Persad Center ends LGBTQ youth programs after state funding expired | LGBTQ | Pittsburgh | Pittsburgh City Paper

Persad Center ends LGBTQ youth programs after state funding expired

Today, the Persad Center in Lawrenceville announced that it will be ending its LGBTQ youth programs because state funding has expired. As a result, one job ended today, according to interim Executive Director Carlos Torres.

Torres says the funding for the programs were part of a three-year grant from the Pennsylvania Department of Health, but that grant expired on June 30. He is hopeful that Persad will find replacement funding for youth programs in the near future.

“LGBTQ youth continues to be a priority for us and to provide services for youth,” says Torres. “We are actively looking for funding.”

Lyndsey Sickler, Persad's Youth Programs Coordinator since 2014, was the person whose job was eliminated today.

"While I am sad, I am proud of my work," Sickler posted on Facebook on Tuesday evening. "I'm glad for the time spent, relationships built not only with staff, but with all the youth and young adults I've had the joy of serving through Persad's various community programs over 16 years."

Torres said that all other programs at Persad will be continuing and no one else at Persad is losing their job. Workers at the LGBTQ service provider recently formed a union, but Torres says that the workers and management are still in contract negotiations. There have been some rumors floating around in the community about Persad having to cut all of its programs, but Torres says those rumors are unfounded.

“Everything that we have been doing is continuing to happen,” says Torres, who notes the center runs an LGBTQ foster program and health and substance-abuse programs. “And we feel confident in the next few months to reopen the program for LGBTQ youth.”

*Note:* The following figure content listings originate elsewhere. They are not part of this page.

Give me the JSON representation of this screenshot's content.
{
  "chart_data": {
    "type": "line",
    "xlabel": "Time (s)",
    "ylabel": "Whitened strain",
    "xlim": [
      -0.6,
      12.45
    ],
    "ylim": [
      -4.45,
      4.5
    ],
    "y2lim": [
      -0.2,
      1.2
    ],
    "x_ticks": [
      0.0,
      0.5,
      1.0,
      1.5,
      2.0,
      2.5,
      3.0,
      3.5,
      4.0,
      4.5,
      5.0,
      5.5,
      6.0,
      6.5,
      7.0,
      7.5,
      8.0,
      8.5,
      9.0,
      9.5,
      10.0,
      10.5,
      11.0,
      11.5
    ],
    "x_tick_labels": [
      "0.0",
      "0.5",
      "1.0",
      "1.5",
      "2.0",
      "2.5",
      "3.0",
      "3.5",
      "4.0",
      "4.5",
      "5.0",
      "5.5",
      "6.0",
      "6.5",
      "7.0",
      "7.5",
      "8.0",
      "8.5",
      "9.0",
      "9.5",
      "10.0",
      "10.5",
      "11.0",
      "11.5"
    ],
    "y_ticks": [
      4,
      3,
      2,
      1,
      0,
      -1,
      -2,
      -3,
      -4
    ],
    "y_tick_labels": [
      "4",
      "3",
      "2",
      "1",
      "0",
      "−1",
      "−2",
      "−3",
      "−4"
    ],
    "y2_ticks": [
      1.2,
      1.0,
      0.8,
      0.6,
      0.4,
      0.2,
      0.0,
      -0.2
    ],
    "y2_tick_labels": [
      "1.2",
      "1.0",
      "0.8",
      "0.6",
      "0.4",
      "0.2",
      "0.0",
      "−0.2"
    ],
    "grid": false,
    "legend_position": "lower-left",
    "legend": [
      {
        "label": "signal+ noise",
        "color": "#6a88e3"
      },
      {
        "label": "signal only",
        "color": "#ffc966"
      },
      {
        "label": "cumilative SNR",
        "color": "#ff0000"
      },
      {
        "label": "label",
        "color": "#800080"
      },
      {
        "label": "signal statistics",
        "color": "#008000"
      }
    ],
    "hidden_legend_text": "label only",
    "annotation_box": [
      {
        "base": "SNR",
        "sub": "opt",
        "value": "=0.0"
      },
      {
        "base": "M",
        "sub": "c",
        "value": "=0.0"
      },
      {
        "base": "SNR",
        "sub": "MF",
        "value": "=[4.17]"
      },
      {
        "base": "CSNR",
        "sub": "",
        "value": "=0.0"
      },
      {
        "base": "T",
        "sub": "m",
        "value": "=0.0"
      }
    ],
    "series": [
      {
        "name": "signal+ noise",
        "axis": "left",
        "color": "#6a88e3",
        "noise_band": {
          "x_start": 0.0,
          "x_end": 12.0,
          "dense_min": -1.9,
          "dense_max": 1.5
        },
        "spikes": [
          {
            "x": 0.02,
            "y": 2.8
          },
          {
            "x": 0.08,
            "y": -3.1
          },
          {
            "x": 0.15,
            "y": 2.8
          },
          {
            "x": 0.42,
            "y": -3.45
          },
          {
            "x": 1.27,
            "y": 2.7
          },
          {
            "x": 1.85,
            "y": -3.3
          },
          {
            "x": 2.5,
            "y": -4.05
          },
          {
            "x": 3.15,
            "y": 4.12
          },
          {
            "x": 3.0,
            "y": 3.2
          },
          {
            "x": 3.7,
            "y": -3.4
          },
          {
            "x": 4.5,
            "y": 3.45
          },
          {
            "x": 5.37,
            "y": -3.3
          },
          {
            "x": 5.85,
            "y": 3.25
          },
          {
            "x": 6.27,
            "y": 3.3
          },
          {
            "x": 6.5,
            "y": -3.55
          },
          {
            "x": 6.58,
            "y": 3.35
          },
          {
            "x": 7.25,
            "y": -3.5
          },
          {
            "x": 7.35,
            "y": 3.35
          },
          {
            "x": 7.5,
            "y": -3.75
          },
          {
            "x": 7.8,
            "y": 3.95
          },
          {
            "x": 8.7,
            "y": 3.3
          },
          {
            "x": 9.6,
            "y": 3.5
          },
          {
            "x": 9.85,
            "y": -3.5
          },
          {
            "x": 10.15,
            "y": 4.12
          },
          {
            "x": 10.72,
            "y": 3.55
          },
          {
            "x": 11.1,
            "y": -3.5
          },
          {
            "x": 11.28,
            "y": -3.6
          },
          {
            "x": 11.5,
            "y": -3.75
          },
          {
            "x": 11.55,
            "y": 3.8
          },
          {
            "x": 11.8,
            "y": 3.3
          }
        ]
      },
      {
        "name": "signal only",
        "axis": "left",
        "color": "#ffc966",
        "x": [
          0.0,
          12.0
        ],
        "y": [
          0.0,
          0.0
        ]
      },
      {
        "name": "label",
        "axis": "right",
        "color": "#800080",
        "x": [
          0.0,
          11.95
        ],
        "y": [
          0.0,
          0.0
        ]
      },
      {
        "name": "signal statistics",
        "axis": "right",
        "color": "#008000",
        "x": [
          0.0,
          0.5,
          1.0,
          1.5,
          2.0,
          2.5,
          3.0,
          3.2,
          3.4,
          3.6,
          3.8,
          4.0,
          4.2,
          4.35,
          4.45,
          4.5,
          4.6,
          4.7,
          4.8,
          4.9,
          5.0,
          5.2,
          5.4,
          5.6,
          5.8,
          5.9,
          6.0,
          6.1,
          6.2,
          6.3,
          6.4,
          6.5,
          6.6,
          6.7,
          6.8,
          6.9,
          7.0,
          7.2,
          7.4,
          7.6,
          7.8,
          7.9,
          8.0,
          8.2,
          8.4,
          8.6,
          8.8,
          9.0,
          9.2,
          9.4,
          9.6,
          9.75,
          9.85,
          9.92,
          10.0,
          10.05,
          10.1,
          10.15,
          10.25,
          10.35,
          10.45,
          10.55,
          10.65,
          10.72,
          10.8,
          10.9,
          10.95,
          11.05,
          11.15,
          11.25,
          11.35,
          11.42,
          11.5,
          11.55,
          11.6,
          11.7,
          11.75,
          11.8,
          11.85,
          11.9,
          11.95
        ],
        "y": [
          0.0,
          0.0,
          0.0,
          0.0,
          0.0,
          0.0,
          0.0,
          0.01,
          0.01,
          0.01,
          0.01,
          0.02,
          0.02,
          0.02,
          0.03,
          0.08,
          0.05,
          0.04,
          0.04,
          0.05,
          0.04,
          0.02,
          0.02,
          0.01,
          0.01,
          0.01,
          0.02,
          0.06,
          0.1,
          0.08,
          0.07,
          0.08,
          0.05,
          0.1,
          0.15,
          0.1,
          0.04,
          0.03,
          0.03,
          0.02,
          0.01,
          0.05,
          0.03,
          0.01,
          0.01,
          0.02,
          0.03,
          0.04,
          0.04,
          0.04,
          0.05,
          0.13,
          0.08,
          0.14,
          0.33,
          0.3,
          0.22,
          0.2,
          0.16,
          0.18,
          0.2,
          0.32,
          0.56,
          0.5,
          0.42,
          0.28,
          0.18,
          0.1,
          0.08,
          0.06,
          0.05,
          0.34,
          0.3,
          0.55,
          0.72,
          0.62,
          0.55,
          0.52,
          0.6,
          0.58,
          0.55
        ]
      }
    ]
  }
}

The youth programs were serving about 200 youth a year, according to Torres. He says that under the COVID-19 pandemic, a lot of state funding shifted, which he says he understands. Torres is not only confident that Persad will be able to find replacement funding for the youth programs, but that Persad will continue to thrive and possibly expand.

“Shutting down is not an option for us,” says Torres, who notes Persad has been around for more than 48 years. “We are looking forward to celebrating our 50th anniversary.”